Using speech to identify mental health conditions
The project used acoustic and phonemic features of speech collected during semantic verbal fluency tests. Participants were asked to complete a one-minute naming task, during which researchers recorded and analyzed their speech. These speech samples were then used to train machine learning models capable of distinguishing between individuals with both anxiety and depression, and those without known mental health conditions.
Semantic verbal fluency test
A short cognitive assessment where individuals are asked to name as many items as possible from a category (e.g. animals) within a limited time. It is often used in neuropsychological evaluations.
Acoustic features
Characteristics of sound, such as pitch, volume and duration, that can be measured and analyzed to assess aspects of speech or detect anomalies linked to health conditions.
Phonemic analysis
The study of speech sounds and their patterns. In this context, it involves analyzing how depression and anxiety may alter the pronunciation or structure of speech.

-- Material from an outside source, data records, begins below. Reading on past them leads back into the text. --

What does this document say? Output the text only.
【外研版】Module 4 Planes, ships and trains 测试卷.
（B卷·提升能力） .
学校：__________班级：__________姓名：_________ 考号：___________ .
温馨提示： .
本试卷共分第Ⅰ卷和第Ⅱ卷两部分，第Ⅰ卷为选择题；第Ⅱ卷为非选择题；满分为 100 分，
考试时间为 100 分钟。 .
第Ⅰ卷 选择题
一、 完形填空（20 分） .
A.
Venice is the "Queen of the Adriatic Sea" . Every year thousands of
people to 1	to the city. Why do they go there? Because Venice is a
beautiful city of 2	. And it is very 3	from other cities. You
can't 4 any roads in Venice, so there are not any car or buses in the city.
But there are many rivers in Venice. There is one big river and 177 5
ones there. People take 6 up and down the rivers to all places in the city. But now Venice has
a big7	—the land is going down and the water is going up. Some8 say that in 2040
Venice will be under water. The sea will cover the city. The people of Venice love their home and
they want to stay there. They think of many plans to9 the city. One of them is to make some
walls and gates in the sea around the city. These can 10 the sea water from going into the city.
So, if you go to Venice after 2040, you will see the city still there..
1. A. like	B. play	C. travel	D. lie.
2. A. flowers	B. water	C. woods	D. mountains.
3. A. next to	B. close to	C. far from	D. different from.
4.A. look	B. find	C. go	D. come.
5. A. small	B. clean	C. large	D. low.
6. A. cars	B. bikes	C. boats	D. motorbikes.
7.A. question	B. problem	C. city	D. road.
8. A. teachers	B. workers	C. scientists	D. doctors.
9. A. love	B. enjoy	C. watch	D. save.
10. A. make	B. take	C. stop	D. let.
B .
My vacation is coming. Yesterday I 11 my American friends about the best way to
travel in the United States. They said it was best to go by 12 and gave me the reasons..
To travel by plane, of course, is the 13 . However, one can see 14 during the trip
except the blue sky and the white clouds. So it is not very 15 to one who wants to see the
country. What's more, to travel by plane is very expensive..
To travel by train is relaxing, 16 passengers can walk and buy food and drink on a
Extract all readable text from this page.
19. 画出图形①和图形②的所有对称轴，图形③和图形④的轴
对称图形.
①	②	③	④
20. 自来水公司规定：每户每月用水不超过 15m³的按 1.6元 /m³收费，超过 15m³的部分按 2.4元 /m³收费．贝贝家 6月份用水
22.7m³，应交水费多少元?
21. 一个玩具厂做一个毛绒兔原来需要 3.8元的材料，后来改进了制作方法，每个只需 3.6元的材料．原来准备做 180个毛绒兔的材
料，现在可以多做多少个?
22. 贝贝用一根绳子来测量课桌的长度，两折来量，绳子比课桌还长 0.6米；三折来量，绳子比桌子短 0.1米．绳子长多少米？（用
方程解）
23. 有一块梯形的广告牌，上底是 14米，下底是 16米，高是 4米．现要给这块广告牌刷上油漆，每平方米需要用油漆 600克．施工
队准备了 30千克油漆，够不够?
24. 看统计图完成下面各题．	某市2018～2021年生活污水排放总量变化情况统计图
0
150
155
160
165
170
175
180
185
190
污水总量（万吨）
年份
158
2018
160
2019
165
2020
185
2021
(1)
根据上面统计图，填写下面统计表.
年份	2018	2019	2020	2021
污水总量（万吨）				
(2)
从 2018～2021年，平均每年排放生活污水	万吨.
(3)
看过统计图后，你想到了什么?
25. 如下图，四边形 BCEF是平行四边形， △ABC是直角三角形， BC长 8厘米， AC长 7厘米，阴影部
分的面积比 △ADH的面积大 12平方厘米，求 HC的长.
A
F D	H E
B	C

The custom dataset used for model training included participants with a range of depression and anxiety severity levels. People with other conditions that could influence speech, such as neurological disorders, were excluded to maintain model specificity.
Screening gaps in mental health care
Anxiety and major depression are among the most common mental health disorders in the United States, affecting 19.1% and 8.3% of adults respectively. Despite their high prevalence, many people remain undiagnosed and untreated. Barriers such as social stigma, limited access to healthcare, financial constraints and low recognition of need contribute to low screening and treatment rates.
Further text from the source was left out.